Perhaps what caused the French to surrender was the fact that people in southern England eat more garlic per head than the people of northern France. This splendid fact comes courtesy of Colin Boswell, who owns a 30-acre garlic farm on the Isle of Wight (at five tons an acre you should be able to smell the stuff on the ferry coming over). Mr Boswell sells 1,500 tons in all, drawing from all over the world to ensure an almost perpetual supply of lovely fresh green garlic. The island even holds a garlic festival.

He attributes the growth in our consumption not to an upsurge in our appetite for aioli but to our taste for two dishes largely unknown in continental Europe: Chicken Kiev and garlic bread.

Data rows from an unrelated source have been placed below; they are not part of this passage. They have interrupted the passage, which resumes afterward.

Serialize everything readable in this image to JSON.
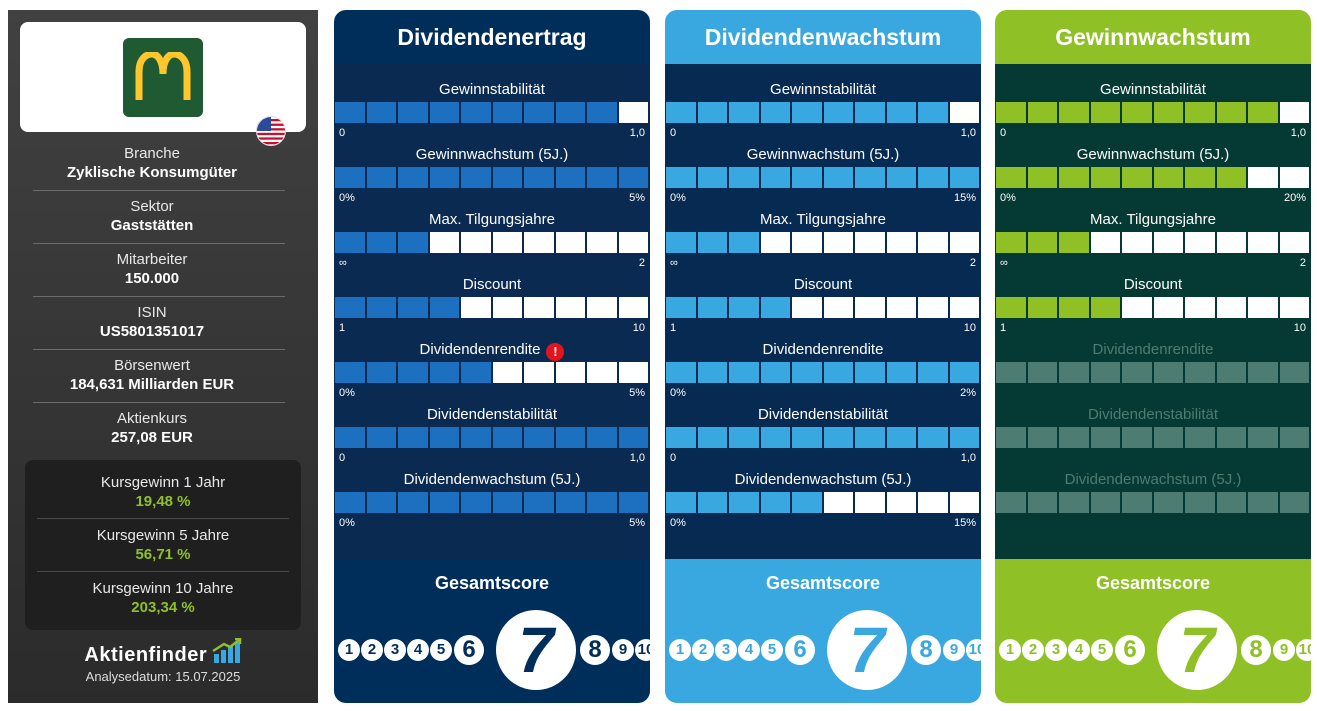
{
  "company": {
    "logo_icon": "mcdonalds-golden-arches-logo",
    "flag_icon": "us-flag-icon",
    "details": [
      {
        "label": "Branche",
        "value": "Zyklische Konsumgüter"
      },
      {
        "label": "Sektor",
        "value": "Gaststätten"
      },
      {
        "label": "Mitarbeiter",
        "value": "150.000"
      },
      {
        "label": "ISIN",
        "value": "US5801351017"
      },
      {
        "label": "Börsenwert",
        "value": "184,631 Milliarden EUR"
      },
      {
        "label": "Aktienkurs",
        "value": "257,08 EUR"
      }
    ],
    "performance": [
      {
        "label": "Kursgewinn 1 Jahr",
        "value": "19,48 %"
      },
      {
        "label": "Kursgewinn 5 Jahre",
        "value": "56,71 %"
      },
      {
        "label": "Kursgewinn 10 Jahre",
        "value": "203,34 %"
      }
    ],
    "brand": "Aktienfinder",
    "analysis_date": "Analysedatum: 15.07.2025"
  },
  "colors": {
    "panel1_bg": "#002e5b",
    "panel1_body": "#0b2a52",
    "panel1_fill": "#1d6fbf",
    "panel2_bg": "#3aa8e0",
    "panel2_body": "#072a52",
    "panel2_fill": "#3aa8e0",
    "panel3_bg": "#8fc127",
    "panel3_body": "#053a34",
    "panel3_fill": "#8fc127",
    "panel3_disabled": "#4d7c72",
    "performance_green": "#8fc127",
    "warning_red": "#e3141b"
  },
  "panels": [
    {
      "title": "Dividendenertrag",
      "metrics": [
        {
          "name": "Gewinnstabilität",
          "filled": 9,
          "min": "0",
          "max": "1,0"
        },
        {
          "name": "Gewinnwachstum (5J.)",
          "filled": 10,
          "min": "0%",
          "max": "5%"
        },
        {
          "name": "Max. Tilgungsjahre",
          "filled": 3,
          "min": "∞",
          "max": "2"
        },
        {
          "name": "Discount",
          "filled": 4,
          "min": "1",
          "max": "10"
        },
        {
          "name": "Dividendenrendite",
          "filled": 5,
          "min": "0%",
          "max": "5%",
          "warning": "!"
        },
        {
          "name": "Dividendenstabilität",
          "filled": 10,
          "min": "0",
          "max": "1,0"
        },
        {
          "name": "Dividendenwachstum (5J.)",
          "filled": 10,
          "min": "0%",
          "max": "5%"
        }
      ],
      "score_label": "Gesamtscore",
      "score": 7
    },
    {
      "title": "Dividendenwachstum",
      "metrics": [
        {
          "name": "Gewinnstabilität",
          "filled": 9,
          "min": "0",
          "max": "1,0"
        },
        {
          "name": "Gewinnwachstum (5J.)",
          "filled": 10,
          "min": "0%",
          "max": "15%"
        },
        {
          "name": "Max. Tilgungsjahre",
          "filled": 3,
          "min": "∞",
          "max": "2"
        },
        {
          "name": "Discount",
          "filled": 4,
          "min": "1",
          "max": "10"
        },
        {
          "name": "Dividendenrendite",
          "filled": 10,
          "min": "0%",
          "max": "2%"
        },
        {
          "name": "Dividendenstabilität",
          "filled": 10,
          "min": "0",
          "max": "1,0"
        },
        {
          "name": "Dividendenwachstum (5J.)",
          "filled": 5,
          "min": "0%",
          "max": "15%"
        }
      ],
      "score_label": "Gesamtscore",
      "score": 7
    },
    {
      "title": "Gewinnwachstum",
      "metrics": [
        {
          "name": "Gewinnstabilität",
          "filled": 9,
          "min": "0",
          "max": "1,0"
        },
        {
          "name": "Gewinnwachstum (5J.)",
          "filled": 8,
          "min": "0%",
          "max": "20%"
        },
        {
          "name": "Max. Tilgungsjahre",
          "filled": 3,
          "min": "∞",
          "max": "2"
        },
        {
          "name": "Discount",
          "filled": 4,
          "min": "1",
          "max": "10"
        },
        {
          "name": "Dividendenrendite",
          "disabled": true
        },
        {
          "name": "Dividendenstabilität",
          "disabled": true
        },
        {
          "name": "Dividendenwachstum (5J.)",
          "disabled": true
        }
      ],
      "score_label": "Gesamtscore",
      "score": 7
    }
  ],
  "score_scale": [
    "1",
    "2",
    "3",
    "4",
    "5",
    "6",
    "7",
    "8",
    "9",
    "10"
  ]
}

A direct challenge to the French will arm British chefs against attack from any quarter. It comes from the British-owned Le Chef company, run by Mark Gregory, one of the rapidly proliferating breed of young British chefs. At last week's offputtingly named Hospitality Week Exhibition (held in Birmingham, what a challenge) he showed a range of chef's clothing made of Teflon, presumably to protect the wearer from criticism. To be fair, impregnating clothing (and other items such as oven gloves) with th e stuff does have real advantages, like preventing the smell of stale grease from sticking to clothes.

More of a threat to continental superiority was the first range of Sheffield-made, British-designed chef's knives.

Don't be deterred by the fact that they are "ergonomically designed". This merely means they are less tiring to hold when cutting up the mass of veal we can no longer export.